Even so, her husband can't watch the show because it is "edited and manipulated and spun and turned around".
Having said that, I'm astonished at what they put her through. The new series shows her nearly giving birth on set, nearly dying when she has the baby, then coming straight back to work, only to be dragged to pieces by her co-stars. "Jealousy is such an ugly thing," she says now with a sigh. Was it really necessary for her to be repeatedly attacked and accused of "lying" on camera when she is, as she says, "crazy hormonal"? At one point, for example, she is more or less forced to go to a "mindset coach" ("I help people manifest") to stop her slagging people off, but instead of "closing the door to drama, for once and for all", we only discover more.
"I don't want to live in that place I used to live in when I was a child," she whispers at the end of one scene, about growing up in Dallas.

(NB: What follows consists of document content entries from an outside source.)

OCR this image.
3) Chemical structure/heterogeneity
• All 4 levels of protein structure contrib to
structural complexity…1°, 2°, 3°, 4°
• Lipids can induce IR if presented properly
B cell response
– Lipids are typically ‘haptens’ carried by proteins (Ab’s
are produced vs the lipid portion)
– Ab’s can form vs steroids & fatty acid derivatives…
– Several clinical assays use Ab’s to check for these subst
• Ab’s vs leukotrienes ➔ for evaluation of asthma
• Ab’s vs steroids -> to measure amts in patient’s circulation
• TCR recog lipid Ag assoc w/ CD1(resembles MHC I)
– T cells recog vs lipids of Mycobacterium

As a child she spent years in fear of her mother dying: she had "lupus, Raynaud's, arthritis so bad, this is the only movement in her hands. [She holds up hers and kind of quacks them.] Her hands are totally fused together. She had breast cancer twice … a double mastectomy. She had an aneurysm, open heart surgery." During the surgery "we were saying goodbye to her because the doctors were telling us that she wasn't going to make it. But she made it through."
When Quinn was 16 her mother decided to home school her so they could spend more time together in case she died. But her mum couldn't teach, "so she sent me to an alternative school", which is a kind of school for children in special circumstances. "And that was, you know, an eye-opener. I went to school with people that were members of gangs, with girls that were being trafficked. With girls that were prostitutes, and I would see their pimps pick them up after school. Girls that were pregnant", kids who were "in and out of jail, problems with drugs. And I learnt to grow up really quick," she says.
She got arrested herself on her 17th birthday. "At my birthday someone gave me a little marijuana. My parents taught me a lesson. They left me in jail for four days." What was jail like? "The food was horrible," she says, "and everyone was in there for things like prostitution, and I was just, like, I'm here for friggin' weed."
After she got home she moved out, enrolled in acting classes, got her Texan accent "beaten" out of her. "Sometimes when I drink it can come out." She moved to LA to try her hand as an actress, "usually the dumb blonde girl", but quickly discovered that the only person she really liked playing was herself. She also met Jason, one of the small men twins who own the brokerage, and was earning cash on the side.
When Selling Sunset came along it seemed like a match made in heaven — she is now the standout star of the show, one of the funniest women on television. She is mega-rich, married to a man who loves her, about to launch a self-help book cum memoir called How to Be a Boss Bitch. Well, how do you be a boss bitch, I ask. "Just really not giving a f*** what other people think of you," she says with a giggle.
Selling Sunset series four is on Netflix now.